When I publish independently, I can write the story I want to write, and then see if there is an audience for it. I can take a chance on myself, my ideas, and the kinds of books I like. I can even switch genres and keep the same name, without facing opposition to my release. I can work on series at my own pace, adding a book years after I thought I’d finished, or starting a linked series. This keeps writing fun, and gives me room to grow and develop as a writer, by exploring new things.

My Readers Decide

If I publish traditionally, my publisher tells me my work is worth publishing, and they tell my readers that it is worth reading – regardless of whether either statement is true, although the publisher generally believes so, at the time. This is because a publisher’s business is to sell the books in stock. They choose a product that fits their idea of market, package it and get it out there, which is fair enough.

However, if I publish independently, then I can put out stories different to those that fit the publishing norm. My readers can decide for themselves if those stories, or my more traditional tales, are worth reading or not, and they can vote by buying or not buying as they see fit. My readers become my validators, not a single person or a small team in an editor’s office.

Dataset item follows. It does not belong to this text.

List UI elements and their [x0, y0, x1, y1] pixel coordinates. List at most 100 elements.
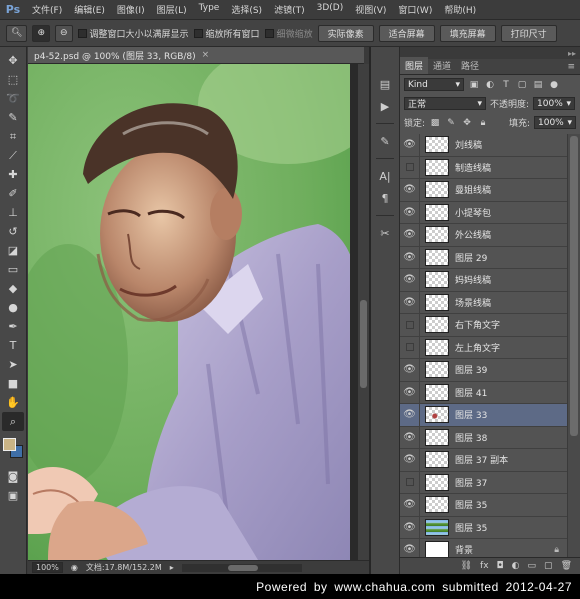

And, yes, my readers have surprised me with their choices, and made me look at my work with fresh eyes. I keep them in mind, whenever I am trying to decide what to write next.

Freedom of Promotion

If I publish traditionally, I have some limits on my ability to promote, and limits on what I can control about what my publisher decides to do to promote. I can’t suddenly decide to discount all my horror stories for Hallowe’en, or give away books for free because it’s my favourite author’s birthday, or whatever, because a) I don’t control that side of marketing any more, and b) it’s not nice to give some poor person in the accounting department heart failure. By the same token, I can’t stop my publisher from making my books available at half-price for a book club or any other reason, which will usually result in a fifty per cent drop in my royalties whether I like it or not.

However, if I publish independently, then those sales and promotion decisions are mine to make, and the resulting loss or gain in income my responsibility. I can live with that.

So, there you have it, ten reasons why I’ve chosen the independent publishing path.

Just remember, there is no right or wrong way to be a published author. This way might not suit what you want, and that’s okay. Whichever path you choose – GOOD LUCK.